Thick Love (Thin Love, #2)(53)
That time I fell back into the seat, worried now about how well he knew my business, utterly at a loss for anything sensible to say. I felt like an idiot for underestimating Ironside and his reach.
“Yeah. Thought so.” He got up and left the booth, taking one last sip of his coffee before he replaced the old toothpick with a fresh one from the counter, leaving me speechless and stunned. “Be at Summerland’s before seven. I’ve got my girls coming in early to doll you up and make you look presentable.” When he leaned on the table, his cheap jacket rubbing against my knuckles, I finally looked back at him and didn’t put up much of a fight when Ironside grabbed my chin. “You better make damn sure Ransom gets what he pays for, bèl madanm.”
12
Ransom sent me two text messages the night Ironside visited me at the diner; I didn’t answer either of them. It was all becoming too much—being around his family, practicing with him, not really understanding what that kiss meant or why it happened in the first place. With Ironside’s offer, I got that Ransom was drifting. Either that or he was just really horny. That made little sense to me considering the attention I knew he got. He was first string on the football team at CPU as a freshman. The sports stations that Kona always had playing on the TV as I cleaned the house or made lunch mentioned Kona or Ransom at least once a week.
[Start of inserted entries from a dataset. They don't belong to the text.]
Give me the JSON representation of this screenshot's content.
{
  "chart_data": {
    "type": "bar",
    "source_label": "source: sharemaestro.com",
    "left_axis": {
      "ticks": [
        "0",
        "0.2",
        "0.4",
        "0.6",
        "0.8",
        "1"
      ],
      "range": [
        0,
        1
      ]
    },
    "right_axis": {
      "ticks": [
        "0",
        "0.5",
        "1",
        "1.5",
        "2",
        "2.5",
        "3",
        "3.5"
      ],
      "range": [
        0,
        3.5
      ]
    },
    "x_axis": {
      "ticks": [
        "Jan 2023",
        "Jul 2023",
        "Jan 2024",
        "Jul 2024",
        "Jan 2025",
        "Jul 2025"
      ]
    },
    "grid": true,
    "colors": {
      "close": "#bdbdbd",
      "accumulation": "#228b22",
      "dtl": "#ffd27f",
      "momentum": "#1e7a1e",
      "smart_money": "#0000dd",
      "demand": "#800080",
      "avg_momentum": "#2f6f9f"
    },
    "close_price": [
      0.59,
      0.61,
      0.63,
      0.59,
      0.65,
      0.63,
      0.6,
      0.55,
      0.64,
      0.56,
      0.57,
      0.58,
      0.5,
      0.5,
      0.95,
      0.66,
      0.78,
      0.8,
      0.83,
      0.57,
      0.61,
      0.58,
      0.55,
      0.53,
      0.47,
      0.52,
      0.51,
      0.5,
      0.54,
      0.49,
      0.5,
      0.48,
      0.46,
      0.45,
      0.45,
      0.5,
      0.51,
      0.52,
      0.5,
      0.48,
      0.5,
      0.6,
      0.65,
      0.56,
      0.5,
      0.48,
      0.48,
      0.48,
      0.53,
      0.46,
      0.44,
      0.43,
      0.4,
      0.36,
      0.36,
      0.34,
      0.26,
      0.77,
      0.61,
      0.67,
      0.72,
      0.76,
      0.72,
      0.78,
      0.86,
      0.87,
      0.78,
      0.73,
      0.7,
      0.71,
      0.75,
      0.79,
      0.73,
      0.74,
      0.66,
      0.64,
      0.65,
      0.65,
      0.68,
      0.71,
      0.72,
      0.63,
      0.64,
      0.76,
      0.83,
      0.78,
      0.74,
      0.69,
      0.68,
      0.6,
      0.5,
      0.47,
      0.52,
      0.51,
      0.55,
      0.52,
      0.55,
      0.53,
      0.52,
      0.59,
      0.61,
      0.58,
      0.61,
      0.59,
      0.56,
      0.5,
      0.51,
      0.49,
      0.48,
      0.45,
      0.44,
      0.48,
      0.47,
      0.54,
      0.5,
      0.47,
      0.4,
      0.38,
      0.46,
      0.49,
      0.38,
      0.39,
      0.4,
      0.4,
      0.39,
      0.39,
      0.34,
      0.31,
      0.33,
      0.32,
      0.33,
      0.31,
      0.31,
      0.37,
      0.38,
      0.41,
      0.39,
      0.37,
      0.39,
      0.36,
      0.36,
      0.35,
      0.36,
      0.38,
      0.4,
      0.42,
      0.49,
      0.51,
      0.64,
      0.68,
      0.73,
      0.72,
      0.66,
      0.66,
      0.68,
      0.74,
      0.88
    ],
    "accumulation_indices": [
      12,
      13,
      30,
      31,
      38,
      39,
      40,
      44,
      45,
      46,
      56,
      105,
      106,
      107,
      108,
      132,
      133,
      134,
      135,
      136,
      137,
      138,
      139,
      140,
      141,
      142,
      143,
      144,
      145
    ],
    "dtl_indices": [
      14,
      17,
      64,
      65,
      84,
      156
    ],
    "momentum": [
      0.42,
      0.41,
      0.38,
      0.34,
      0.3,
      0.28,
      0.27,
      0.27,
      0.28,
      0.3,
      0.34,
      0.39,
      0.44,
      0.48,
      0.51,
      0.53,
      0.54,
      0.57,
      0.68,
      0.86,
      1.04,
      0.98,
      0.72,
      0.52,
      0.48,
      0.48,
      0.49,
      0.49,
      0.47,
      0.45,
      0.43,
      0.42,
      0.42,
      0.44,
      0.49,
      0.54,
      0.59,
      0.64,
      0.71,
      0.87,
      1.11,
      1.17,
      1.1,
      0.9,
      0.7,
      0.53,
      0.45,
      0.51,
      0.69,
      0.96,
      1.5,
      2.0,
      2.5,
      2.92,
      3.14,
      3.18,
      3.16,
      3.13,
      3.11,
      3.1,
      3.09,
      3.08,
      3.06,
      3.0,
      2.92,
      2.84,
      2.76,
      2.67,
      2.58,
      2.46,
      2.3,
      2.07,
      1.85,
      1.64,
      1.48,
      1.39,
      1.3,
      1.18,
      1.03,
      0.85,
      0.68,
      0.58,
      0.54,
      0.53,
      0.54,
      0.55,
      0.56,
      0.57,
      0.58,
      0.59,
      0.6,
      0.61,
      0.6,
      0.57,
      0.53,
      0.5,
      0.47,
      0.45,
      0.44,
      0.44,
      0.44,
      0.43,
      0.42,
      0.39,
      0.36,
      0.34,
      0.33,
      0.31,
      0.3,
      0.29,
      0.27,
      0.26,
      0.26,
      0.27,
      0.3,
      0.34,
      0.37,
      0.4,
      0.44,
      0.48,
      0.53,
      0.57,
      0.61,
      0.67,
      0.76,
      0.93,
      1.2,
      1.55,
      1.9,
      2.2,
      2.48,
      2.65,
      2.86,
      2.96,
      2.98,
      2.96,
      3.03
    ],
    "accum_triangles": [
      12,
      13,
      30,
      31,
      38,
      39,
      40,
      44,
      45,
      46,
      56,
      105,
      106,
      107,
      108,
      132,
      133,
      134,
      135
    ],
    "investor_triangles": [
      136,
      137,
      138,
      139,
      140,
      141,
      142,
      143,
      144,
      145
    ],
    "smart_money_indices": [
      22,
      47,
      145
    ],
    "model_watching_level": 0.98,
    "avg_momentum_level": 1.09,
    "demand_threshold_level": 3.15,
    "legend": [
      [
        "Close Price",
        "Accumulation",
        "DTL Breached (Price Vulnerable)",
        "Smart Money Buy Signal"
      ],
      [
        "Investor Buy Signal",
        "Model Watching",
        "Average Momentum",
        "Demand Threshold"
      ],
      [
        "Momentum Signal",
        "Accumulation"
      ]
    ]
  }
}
And I’d been with Keira and Kona at the grocery store or the mall shopping—he still got double takes and whistles from strangers. Ransom was a younger, more virile version of his father. There was no way he’d stay lonely for long.
So why did he have to pay to get attention? Why was it a stranger he’d rather be with?
“This,” Koa said, slamming into my lap with another book he’d stolen from Kona’s office.
“I don’t think this one is a story for kids.” I flipped open the book with Koa laying against my chest, realizing that the little man had swiped a photo album from his father’s desk. “See? Pictures of your family. It’s not a storybook.”
“Mama?” he said, pointing to a picture of Keira in a simple, but beautiful white dress, caught in mid-laugh, looking stunning.
“Yep. That’s your mama.” I turned the page, thumbed through the next set and realized it was of Keira and Kona’s Hawaiian wedding. The beach was behind them, the water stretching out for miles and the sandy beach looked like linen it was so white. “Who is that big guy?” I asked Koa, pointing to a picture of Kona, his arm around Keira’s waist.
“Maku,” he said, still not able to pronounce the entire Hawaiian word for Daddy. “Maku,” he said again, when he looked at the next page. “Brah.” Those chubby fingers landed right on a picture of Ransom, arm around his father’s shoulders as they smiled at the camera.
“That’s right. That’s your brother.”
“Br-ah,” he argued, saying the nickname in slow syllables before he landed another thump of his finger at Ransom’s face.
I didn’t correct him. Koa flipped through the pages but I didn’t respond when he called out each name. There were more pictures of Ransom and his parents, a few of their friend Bobby in Nashville who Keira often spoke of, and Mark and Johnny, the two friends who’d lived with Keira and helped raise Ransom.
Koa skipped past the single picture of Kona’s mother, Lalei, taken just weeks before she passed away from cancer. Even I had heard the media coverage about her death; the older woman had been blamed for leaking the video of Ransom as a kid throwing another kid through a window at his school. The unwanted publicity had really messed Ransom up, and there was no love lost between Lalei and the Hale-Riley family. Keira wasn’t in that picture at all, and Ransom was the only one smiling. I didn’t know the story behind the woman or why Kona’s face was expressionless in the picture, and Koa certainly didn’t seem interested. He quickly flipped to another page and stopped, squinting down at the album.
“Maku?” he said, nodding at Kona in his CPU uniform standing next to someone else who was just as sweaty and filthy as he was. There was dirt and grass stains smudging those blue uniforms; obviously it was a post-game shot. The men had their arms draped over each other’s shoulders, and Kona had a brilliant, happy smile. The other guy was shorter, not as bulky as Kona and had a wide nose and round, dark eyes. I found myself looking at those eyes, wondering who he was and why he reminded me so much of Ransom. “Maku?” Koa asked again and I pulled the picture from the clear sleeve and read the inscription on the back.
Kona and Luka, CPU win over Florida State, Sophomore Year, 1997
“It says that’s your daddy and someone called Luka.” The baby held the picture, looking harder for a second before he tossed the picture back in my hand.
“Hello?” I heard and twisted around with Koa still in my lap as Kona walked into the living room.
“Hey,” I said, standing with Koa, that picture still in my free hand. “Keira’s napping and Koa wanted to look at family pictures.”
“He did?” Kona said, voice rising as it did whenever he wanted his son’s attention. “Who you looking at, buddy?” Koa went to his father, giving him a kiss before he pointed to me and the picture in my hand.
“Sorry,” I said, handing it over. “We didn’t know who this was so I took it out to see if there was an inscription.”